A public service announcement

Published on Sunday December 9th, 2007

Many of you know I used to edit children’s books for a living. It was work I mostly loved, and it carved my affection for children’s literature into a lasting passion. That means I’m snobby about the quality of books: of course I want kids to fall for reading, and if that means they devour a lot of trash on their way to the good stuff, so be it. But I hope they’ll develop palates discerning enough to tell the difference and appreciate well-written, thoughtful books with something worthy at the core. I want those stories and their characters to live on in children’s imaginations after the last page is turned. And I jealously guard my own experiences of good books.

So I greet the current parade of adaptations for the big screen with a healthy dose of distrust and chagrin. The Lord of the Rings and Harry Potter seem to have inaugurated a veritable gold rush to mine the children’s literature canon for blockbusters. When the former head of Dutton Children’s Books made the decision to sell merchandising rights to Winnie the Pooh, he privately referred to it as the Rape of Pooh. I can’t help but see a Rape of Children’s Classics underway. The Lion, the Witch, and the Wardrobe, Bridge to Terabithia, Charlotte’s Web. I can hardly bear to mention The Polar Express. And according to the previews, they’re plowing through the contemporary best-sellers next: Inkheart is next on the block, and there were posters for The Spiderwick Chronicles all over the theatre. This is not to say that good movies can’t be and haven’t been made from children’s books. (I’ll skip, for now, the tangential argument that having the experience handed to you visually is far less fulfilling than animating the story yourself as you read.) But too many attempts to capture the worlds and characters that live in our hearts fall desperately flat, and I’m afraid I have to pronounce The Golden Compass just such an effort.

I probably should have known better. It lured me with its fine cast and promising visuals. I love the story, and I wanted to see if Hollywood had taken the care to do it right. They didn’t. The directing, screenwriting, and editing are poor. I’m not sure I’d have been able to follow the story at all if I didn’t know the book. It’s choppy; it’s a madcap dash from one plot point to the next in order to squash the tale into feature length. Countless subtleties that slowly dawn on you in the book are dumped out in expository dialogue like Spam from a tin. The CG isn’t convincing except in a few scenes (the bear fight, notably, and for some reason the forms of transportation) where they clearly spent the extra money to dazzle us.
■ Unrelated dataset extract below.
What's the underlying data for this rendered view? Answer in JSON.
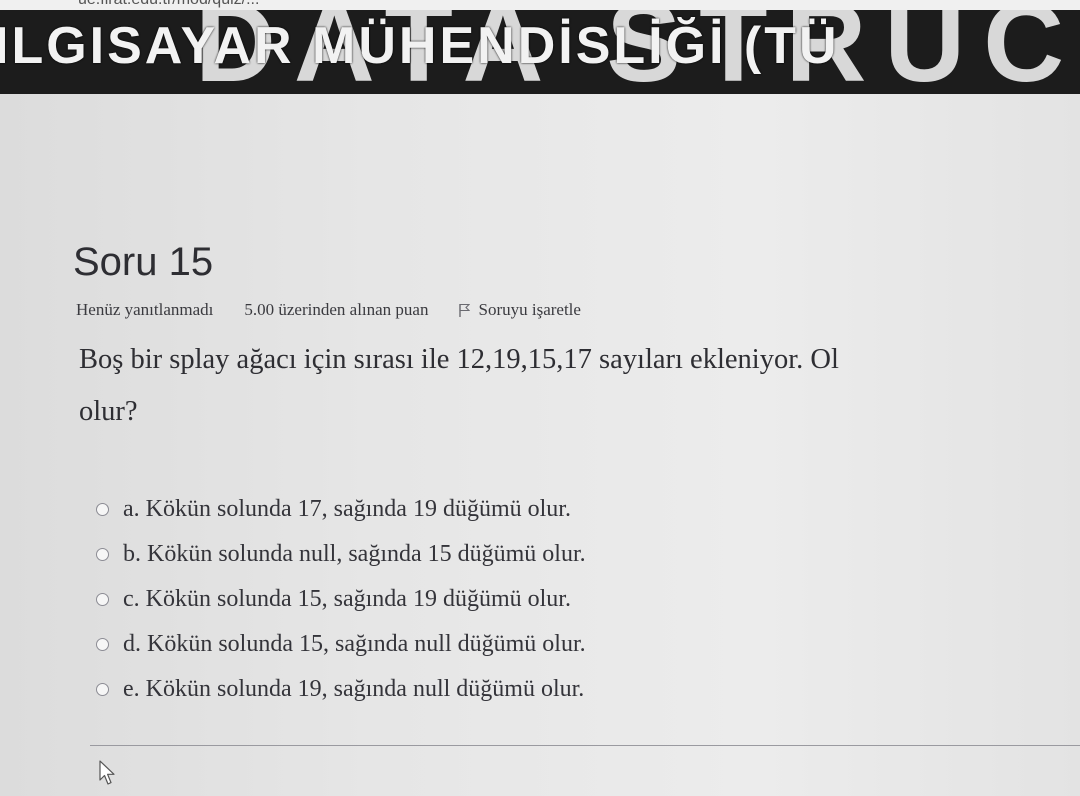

And the movie isn’t convincing, either. Mostly, it’s just frustrating. You catch glimpses of what it could have been: Lee and Hester are pitch perfect, Fra Pavel is unctuous and creepy, Lyra is forthright and brave and doesn’t overact, Lord Asriel is suitably haughty, Serafina Pekkala is luscious and otherworldly (and boy can she fight without mussing her hair). Nicole Kidman is a reasonably good Mrs. Coulter, although she looks disconcertingly like Renee Zellweger in many of her costumes. Unfortunately, the golden monkey is such a lousy piece of digital work that I was distracted from her performance.

So what’s the silver lining of two wasted hours? Peter Jackson just keeps looking better and better. I may have to do my evening cashmere lace knitting to one of the Lord of the Rings movies.

P.S. If you’re set on seeing The Golden Compass despite my warnings, at least do yourself the favor of sprinting from the theatre as Lee’s balloon sails off into the sunset after the fight at Bolvangar (yes, that’s really where the film ends), before the soul-sucking treacle of the Original Song oozes stickily over the credits. It’s quite honestly the worst piece of music I’ve heard in years. My ears and stomach have not yet recovered.